Case Presentation: A 49 year-old woman with end stage renal disease on peritoneal dialysis (PD) for the past year, presented with progressively worsening abdominal pain, fevers, and nausea. This was her second presentation as she had been treated with antibiotics for presumed culture-negative PD-catheter-associated bacterial peritonitis three weeks earlier without improvement.
Admission vital signs and physical exam were unremarkable except for a heart rate of 138 beats per minute and an exquisitely tender, distended abdomen. Her PD catheter site appeared normal. She had a normal white blood cell (WBC) count, elevated phosphorus of 6.7mg/dL, and elevated calcium of 10.5mg/dL, correcting to 12.0mg/dL (albumin 2.1g/dL). Peritoneal fluid revealed 106 WBCs/mm3 (38% lymphocytes, 31% neutrophils) with negative bacterial cultures. CT scan showed a diffusely thickened peritoneum without abdominal lymphadenopathy. Vancomycin and cefepime were started for likely treatment failure of bacterial peritonitis.
Her abdominal pain and fevers persisted despite antibiotics; bacterial, fungal, and acid-fast bacilli (AFB) cultures remained negative. Her hypercalcemia, first attributed to tertiary hyperparathyroidism, raised concern for malignancy or atypical infections given her continued pain. Work-up of her hypercalcemia showed low PTH, PTHrP, and 25-OH Vitamin D, but high 1,25-OH Vitamin D, suggesting lymphoma or a granulomatous process. Recent quantiferon gold was indeterminate. Ascitic adenosine deaminase (ADA) was elevated. She underwent peritoneal biopsy showing necrotizing granulomas. She started rifampin, isoniazid, pyrazinamide and ethambutol (RIPE) therapy for presumed TB peritonitis and her ascitic AFB cultures grew Mycobacterium tuberculosis (Mtb) three weeks later.
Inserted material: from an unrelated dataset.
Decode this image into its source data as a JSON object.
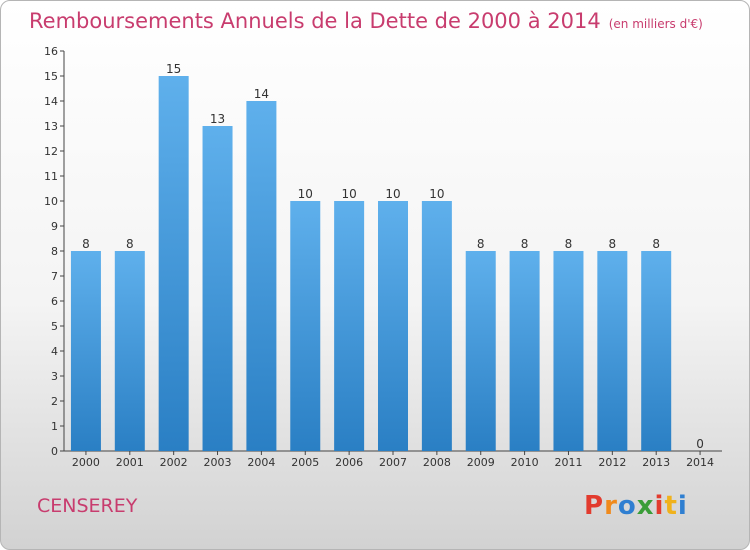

Discussion: Hypercalcemia is common in hospitalized patients and typically caused by primary hyperparathyroidism, malignancy, or chronic kidney disease, but should always be investigated to determine the precise etiology. Full laboratory evaluation in this case revealed a 1,25-OH Vitamin-D-driven hypercalcemia and prompted work-up for TB peritonitis given her protracted symptoms.
Despite improving diagnostic tools, TB peritonitis remains an elusive diagnosis. Presenting symptoms are non-specific and can mimic bacterial peritonitis, chemical peritonitis, and peritoneal carcinomatosis. Standard volumes of 10-50mLs ascitic fluid normally yield negative AFB cultures. When suspected, further work-up for TB peritonitis can include ascitic ADA, Mtb PCR, larger volume of ascitic fluid cultures (ideally 1 liter), and peritoneal biopsy. Most patients with latent Mtb infection experience reactivation within their first year of dialysis. Patients undergoing PD are more likely than hemodialysis patients to have reactivation TB peritonitis, which scientists suspect is due to PD hindering the local cellular immunity of the peritoneum.
Conclusions: Hospitalists should always pursue a complete workup of hypercalcemia to identify an etiology. TB peritonitis is difficult to diagnose, complicated by slow growing, and often negative, cultures. A 1,25-OH Vitamin-D-driven hypercalcemia in patients undergoing peritoneal dialysis should prompt hospitalists to consider tuberculous peritonitis earlier, expedite diagnosis, and consider empiric treatment while awaiting AFB cultures.